ECLI:NL:RBMNE:2025:162
Rechtbank Midden-Nederland
- Eerste aanleg - enkelvoudig
- Rechtspraak.nl
Niet-ontvankelijkheid van beroep wegens niet-betaling griffierecht
Op 27 januari 2025 heeft de Rechtbank Midden-Nederland uitspraak gedaan in de zaak tussen eiser, woonachtig in [woonplaats], en het college van burgemeester en wethouders van de gemeente Lelystad. Eiser had beroep aangetekend tegen een besluit van verweerder, maar de rechtbank kon de zaak niet inhoudelijk behandelen omdat eiser het griffierecht van € 187 niet had betaald. De rechtbank heeft partijen niet uitgenodigd voor een zitting, aangezien dit in deze zaak niet nodig was.

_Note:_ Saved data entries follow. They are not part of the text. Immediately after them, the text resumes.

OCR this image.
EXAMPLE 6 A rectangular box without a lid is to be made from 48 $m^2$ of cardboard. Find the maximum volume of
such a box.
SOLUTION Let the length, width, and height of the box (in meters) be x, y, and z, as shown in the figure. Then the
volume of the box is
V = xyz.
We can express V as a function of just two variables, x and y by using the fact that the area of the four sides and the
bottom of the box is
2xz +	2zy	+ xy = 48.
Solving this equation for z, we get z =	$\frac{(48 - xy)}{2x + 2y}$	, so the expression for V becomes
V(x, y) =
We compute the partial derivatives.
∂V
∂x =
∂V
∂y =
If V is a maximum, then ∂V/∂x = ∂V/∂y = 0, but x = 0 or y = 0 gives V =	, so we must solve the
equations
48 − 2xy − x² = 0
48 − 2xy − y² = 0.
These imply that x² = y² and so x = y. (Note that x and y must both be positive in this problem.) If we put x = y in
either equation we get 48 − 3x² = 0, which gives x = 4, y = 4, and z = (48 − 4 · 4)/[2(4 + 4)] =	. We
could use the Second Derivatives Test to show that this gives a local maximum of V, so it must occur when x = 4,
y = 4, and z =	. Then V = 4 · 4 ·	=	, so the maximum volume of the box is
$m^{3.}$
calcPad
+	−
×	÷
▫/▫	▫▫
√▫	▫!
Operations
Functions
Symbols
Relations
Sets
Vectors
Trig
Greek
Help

Volgens artikel 8:41, eerste lid, van de Algemene wet bestuursrecht (Awb) is het verplicht om griffierecht te betalen bij het indienen van een beroep. De rechtbank heeft eiser op 3 december 2024 een aangetekende brief gestuurd met de mededeling dat het griffierecht binnen twee weken betaald moest worden. Aangezien de rechtbank het bedrag niet heeft ontvangen en eiser geen geldige reden heeft gegeven voor de niet-betaling, kon de rechtbank het beroep niet inhoudelijk behandelen.
De rechtbank heeft geconcludeerd dat het beroep kennelijk niet-ontvankelijk is op basis van artikel 8:54 Awb. Eiser krijgt geen gelijk en er wordt geen vergoeding van proceskosten toegekend. De uitspraak is openbaar uitgesproken op 27 januari 2025 door mr. R.C. Moed, rechter, in aanwezigheid van L. El Kabch, griffier.